Les constructeurs comme BMW, Mercedes et Stellantis expriment leurs inquiétudes face à ces mesures, redoutant des représailles potentielles. Carlos Tavares met en garde contre les conséquences sur l’emploi et la production. Il estime que les taxes pourraient entraîner une inflation et nuire aux ventes et à la production, soulignant que les constructeurs occidentaux doivent affronter une concurrence féroce, notamment avec les équipementiers chinois.

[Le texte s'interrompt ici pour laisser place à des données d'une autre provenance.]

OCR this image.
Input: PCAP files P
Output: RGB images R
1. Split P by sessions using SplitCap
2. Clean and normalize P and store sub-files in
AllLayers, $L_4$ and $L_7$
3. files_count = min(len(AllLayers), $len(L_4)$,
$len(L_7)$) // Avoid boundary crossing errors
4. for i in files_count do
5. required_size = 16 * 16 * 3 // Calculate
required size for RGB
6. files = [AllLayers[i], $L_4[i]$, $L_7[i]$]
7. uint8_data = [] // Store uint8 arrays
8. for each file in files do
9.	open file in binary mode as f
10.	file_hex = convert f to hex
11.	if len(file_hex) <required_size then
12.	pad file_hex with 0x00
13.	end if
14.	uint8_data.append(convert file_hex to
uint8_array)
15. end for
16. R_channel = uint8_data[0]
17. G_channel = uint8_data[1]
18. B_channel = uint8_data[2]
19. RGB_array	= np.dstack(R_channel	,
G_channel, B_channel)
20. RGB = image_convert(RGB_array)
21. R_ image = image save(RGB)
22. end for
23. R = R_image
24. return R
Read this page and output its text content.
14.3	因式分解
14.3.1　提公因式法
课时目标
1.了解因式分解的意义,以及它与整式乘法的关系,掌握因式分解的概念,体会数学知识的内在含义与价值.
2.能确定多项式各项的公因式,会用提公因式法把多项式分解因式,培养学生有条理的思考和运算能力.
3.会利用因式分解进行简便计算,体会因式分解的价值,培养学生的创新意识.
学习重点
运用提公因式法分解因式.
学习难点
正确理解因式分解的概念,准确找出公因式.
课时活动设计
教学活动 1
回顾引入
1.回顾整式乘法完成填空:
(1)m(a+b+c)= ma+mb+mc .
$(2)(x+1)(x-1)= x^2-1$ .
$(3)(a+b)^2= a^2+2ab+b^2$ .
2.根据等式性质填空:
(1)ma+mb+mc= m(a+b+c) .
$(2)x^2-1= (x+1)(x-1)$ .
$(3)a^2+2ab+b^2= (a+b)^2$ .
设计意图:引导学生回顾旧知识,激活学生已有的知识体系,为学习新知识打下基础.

Carlos Tavares: Une Approche Alliée Plutôt que Frontale

Lors d’une conférence à Munich, Carlos Tavares affirme que la lutte des prix avec les constructeurs asiatiques sera intense. Stellantis envisage de s’associer aux syndicats pour s’adapter à cette évolution, se positionnant pour devenir un acteur de l’offensive chinoise. Des discussions sont en cours pour distribuer les voitures Leapmotor en Europe dès 2024. Cette stratégie repose sur des alliances plutôt que des confrontations directes avec la Chine pour éviter des tensions sur le marché chinois.